Neither one of these people are blameless: the girl is quite cruel to this sentimental old man, flagrantly carrying on with boyfriends while pretending to be a shrinking virgin, afraid to have sex with Mathieu.  Then again, Mathieu really has a lot of the cards here: he's got the money and the influence and he's able to wreck some serious damage to her too.  In the manner of a toxic relationship, they are both ambiguously addicted to the other, damaging and enabling in turns.  He keeps coming back either out of sentimentality or to see if she's finally been beaten down enough to let him bed her, and she returns either out of guilt or to feed her ego; to see if she can flirt her way out of this last one.  They are both eagerly participating in this toxic relationship however and both are somewhat to blame.

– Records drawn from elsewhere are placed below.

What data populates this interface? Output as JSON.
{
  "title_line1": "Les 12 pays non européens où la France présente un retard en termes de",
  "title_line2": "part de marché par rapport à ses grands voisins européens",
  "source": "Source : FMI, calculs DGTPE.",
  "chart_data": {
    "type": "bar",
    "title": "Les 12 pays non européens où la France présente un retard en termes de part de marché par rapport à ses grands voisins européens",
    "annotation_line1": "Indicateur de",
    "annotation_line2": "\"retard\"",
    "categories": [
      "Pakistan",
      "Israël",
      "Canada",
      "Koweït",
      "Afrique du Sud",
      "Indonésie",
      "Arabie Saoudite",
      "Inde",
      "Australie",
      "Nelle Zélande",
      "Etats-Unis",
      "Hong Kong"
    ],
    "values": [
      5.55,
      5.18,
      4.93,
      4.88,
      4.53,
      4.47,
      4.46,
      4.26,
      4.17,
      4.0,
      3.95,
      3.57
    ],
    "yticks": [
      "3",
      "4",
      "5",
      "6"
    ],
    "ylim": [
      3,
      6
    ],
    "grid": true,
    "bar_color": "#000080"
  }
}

The film works well as an allegory for class struggle, a frequent theme of Buñuel's work.  The girl is the underclass whom the upper class eagerly seeks to screw over and exploit.  She gallantly exploits right back, stealing and humiliating and celebrating in her successes over the upper class man.  The older Mathieu has all the power and no honorable intentions (at one point he's asked why he doesn't marry her.  Answer: Then I'll be giving up my strongest weapon!) however he is only powerful as a result of his network of servants and frequently he's made pathetic by hold-ups when he's on his own.

Surely the right move for these two is to break up and not see each other again.  In the class struggle reading of this however, this is impossible.  How can the upper class "break up" with the proletariat?  This thought brings coherency to all of the random terrorist bombings and violence depicted in the film: they are trying to break it all up, to tear it all down.

This is a somewhat unpleasant film.  It's interesting to decode, but the characters and the world it depicts are unpleasant.  It's a depiction of life and inter-class struggle under capitalism, and is therefore necessarily unpleasant, but it's unpleasant nonetheless.  Further, the central struggle of whether or not this old guy will get into this pretty lady's pants is tawdry and kind of exploitative in its own right.  Which, maybe there's something there too.

Finally: I was streaming this film and the streaming service kept freezing and buffering, coyly denying me what I wanted.  I felt exploited.